En años posteriores, Beksinski no volvió a la escultura, se separó de este medio. Entre otras razones, porque no disponía de un lugar adecuado, un estudio y recursos financieros suficientes para continuar esta actividad. Esto determinó sin duda que hoy le percibamos principalmente como pintor. En consecuencia, hoy podemos interactuar con una pequeña colección de esculturas.
Hamlet y Macbeth


Las obras escultóricas creadas sobre un armazón de alambre, fijadas con escayola, soldadas a partir de elementos de chapa, incluyen obras inspiradas en la literaturaHamlet iMacbeth. Esculturas con líneas y gubias de marcada textura.Hamletes una imagen procesada de una figura humana, estirada y muy curvada, un ejemplo de escultura trabajada a gran escala. La esbeltez, la irrealidad de la figura sentada, acentuada por la distorsión de la figura, hace que laHamlet una obra parcialmente abstracta, producto de una visión artística. En cambio, la segunda escultura,Macbethes ciertamente una figura trágica. Representada como una figura arrodillada. Con las manos dramáticamente extendidas hacia arriba, es una de las esculturas más expresivas del artista. Fue adquirida para la colección por la BWA de Rzeszów.

Cabezas
Esculturas de la serieLas cabezas,sintético,suavemente elaborada y refinada, esta serie es una variación del cráneo humano. Las cuencas de los ojos y otros orificios varían en forma y profundidad. Además, los colores de las pátinas utilizadas son contrastados: de rojos brillantes a rojos, marrones y negros profundos. Las formas de los cráneos varían considerablemente: algunos son más compactos y macizos, otros más ligeros y calados. Las incisiones simétricas, las hendiduras en las cabezas y la destrucción de la materia aumentan la sensación de inquietud del espectador ante estos retratos concretos. Además, al igual que las pinturas, las esculturas aluden a temas como la muerte y la fugacidad. Ciertamente, muchas de ellas se basan en dibujos del artista.

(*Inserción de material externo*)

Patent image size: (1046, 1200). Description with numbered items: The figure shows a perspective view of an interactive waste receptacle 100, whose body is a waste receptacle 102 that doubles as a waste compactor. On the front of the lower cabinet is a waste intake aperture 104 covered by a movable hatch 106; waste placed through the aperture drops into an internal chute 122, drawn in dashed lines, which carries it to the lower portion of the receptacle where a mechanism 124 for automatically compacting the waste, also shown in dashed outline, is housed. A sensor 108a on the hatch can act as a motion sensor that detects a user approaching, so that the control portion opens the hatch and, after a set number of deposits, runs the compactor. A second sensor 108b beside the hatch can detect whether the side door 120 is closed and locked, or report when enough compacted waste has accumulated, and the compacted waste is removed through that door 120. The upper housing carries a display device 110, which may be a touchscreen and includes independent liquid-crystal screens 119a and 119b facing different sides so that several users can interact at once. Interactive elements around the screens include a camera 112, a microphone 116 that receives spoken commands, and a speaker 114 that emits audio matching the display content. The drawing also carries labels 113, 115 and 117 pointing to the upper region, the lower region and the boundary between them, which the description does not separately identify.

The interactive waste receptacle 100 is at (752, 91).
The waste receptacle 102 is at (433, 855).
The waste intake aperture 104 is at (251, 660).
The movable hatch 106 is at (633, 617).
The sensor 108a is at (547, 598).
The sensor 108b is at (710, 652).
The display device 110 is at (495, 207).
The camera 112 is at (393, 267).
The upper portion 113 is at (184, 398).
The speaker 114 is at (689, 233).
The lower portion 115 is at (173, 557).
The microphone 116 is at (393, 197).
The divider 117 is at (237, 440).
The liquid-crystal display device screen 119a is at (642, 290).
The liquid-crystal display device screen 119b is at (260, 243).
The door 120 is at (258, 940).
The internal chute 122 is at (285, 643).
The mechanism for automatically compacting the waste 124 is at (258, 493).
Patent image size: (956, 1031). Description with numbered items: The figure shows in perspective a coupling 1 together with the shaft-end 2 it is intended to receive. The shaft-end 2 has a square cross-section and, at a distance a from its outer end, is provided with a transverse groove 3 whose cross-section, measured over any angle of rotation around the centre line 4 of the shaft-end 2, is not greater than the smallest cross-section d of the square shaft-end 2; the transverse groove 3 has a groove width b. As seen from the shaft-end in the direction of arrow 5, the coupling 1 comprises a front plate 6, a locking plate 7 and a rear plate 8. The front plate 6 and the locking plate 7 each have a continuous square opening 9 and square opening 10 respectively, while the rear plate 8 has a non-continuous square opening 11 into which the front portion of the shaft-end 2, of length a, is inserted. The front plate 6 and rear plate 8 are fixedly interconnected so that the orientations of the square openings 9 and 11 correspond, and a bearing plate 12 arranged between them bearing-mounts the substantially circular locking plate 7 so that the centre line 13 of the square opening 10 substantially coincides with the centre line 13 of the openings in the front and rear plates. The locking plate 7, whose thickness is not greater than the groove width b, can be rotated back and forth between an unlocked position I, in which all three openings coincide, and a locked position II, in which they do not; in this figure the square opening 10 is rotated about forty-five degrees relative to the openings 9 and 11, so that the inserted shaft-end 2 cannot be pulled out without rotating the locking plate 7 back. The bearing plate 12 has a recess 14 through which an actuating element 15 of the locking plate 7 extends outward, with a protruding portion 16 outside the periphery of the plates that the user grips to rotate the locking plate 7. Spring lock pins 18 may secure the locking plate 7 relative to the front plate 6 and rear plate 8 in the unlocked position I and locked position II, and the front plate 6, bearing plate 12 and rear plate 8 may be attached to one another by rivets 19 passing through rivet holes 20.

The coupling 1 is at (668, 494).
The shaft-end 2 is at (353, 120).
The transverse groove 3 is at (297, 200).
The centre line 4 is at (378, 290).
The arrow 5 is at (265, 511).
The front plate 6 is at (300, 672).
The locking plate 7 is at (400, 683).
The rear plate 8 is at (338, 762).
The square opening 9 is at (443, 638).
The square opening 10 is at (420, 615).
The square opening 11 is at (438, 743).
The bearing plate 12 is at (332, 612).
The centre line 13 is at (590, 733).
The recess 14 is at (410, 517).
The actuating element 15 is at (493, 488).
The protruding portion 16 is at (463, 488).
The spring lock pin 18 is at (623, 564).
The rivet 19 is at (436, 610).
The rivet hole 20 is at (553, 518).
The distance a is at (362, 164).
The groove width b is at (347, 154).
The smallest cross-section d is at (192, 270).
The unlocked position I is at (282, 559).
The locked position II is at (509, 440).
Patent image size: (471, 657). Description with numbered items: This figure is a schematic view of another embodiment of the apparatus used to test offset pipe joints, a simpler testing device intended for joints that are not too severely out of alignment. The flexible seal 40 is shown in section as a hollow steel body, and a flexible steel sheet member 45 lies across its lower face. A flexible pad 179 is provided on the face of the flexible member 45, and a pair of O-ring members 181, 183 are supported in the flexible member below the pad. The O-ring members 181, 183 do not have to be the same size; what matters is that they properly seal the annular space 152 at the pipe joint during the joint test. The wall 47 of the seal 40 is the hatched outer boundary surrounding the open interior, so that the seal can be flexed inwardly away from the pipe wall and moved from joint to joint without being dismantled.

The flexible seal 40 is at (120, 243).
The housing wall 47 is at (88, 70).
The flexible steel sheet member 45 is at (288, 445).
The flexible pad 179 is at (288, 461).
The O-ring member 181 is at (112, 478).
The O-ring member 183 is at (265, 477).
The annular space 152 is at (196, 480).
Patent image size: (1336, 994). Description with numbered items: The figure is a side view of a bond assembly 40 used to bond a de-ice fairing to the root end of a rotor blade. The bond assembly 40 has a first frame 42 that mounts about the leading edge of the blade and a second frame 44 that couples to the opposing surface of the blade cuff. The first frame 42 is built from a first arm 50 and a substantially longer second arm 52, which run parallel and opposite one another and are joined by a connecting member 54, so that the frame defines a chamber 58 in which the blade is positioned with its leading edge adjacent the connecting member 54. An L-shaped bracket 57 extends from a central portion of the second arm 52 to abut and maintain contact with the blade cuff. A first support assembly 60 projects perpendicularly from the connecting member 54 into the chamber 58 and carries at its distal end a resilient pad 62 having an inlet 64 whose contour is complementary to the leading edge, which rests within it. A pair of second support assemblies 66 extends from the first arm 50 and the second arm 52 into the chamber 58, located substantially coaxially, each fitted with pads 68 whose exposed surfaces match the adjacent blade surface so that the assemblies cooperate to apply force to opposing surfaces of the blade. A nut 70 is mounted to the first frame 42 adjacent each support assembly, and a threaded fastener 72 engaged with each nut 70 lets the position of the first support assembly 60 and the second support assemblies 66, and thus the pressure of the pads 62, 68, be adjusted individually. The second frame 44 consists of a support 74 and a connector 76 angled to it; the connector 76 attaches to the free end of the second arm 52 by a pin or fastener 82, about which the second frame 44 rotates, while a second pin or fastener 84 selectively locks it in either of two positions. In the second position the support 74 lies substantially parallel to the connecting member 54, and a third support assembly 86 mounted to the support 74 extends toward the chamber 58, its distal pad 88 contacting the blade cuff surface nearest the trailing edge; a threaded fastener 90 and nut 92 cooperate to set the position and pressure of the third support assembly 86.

Piezas de bronce de colección
Del mismo modo, las esculturas de las Cabezas, los relieves y Hamlet y Macbeth se produjeron en un número estrictamente limitado de ocho ejemplares y cuatro copias de autor. En resumen, y esto es importante desde el punto de vista de los coleccionistas, se agota así el número permitido de reproducciones de este tipo en el futuro.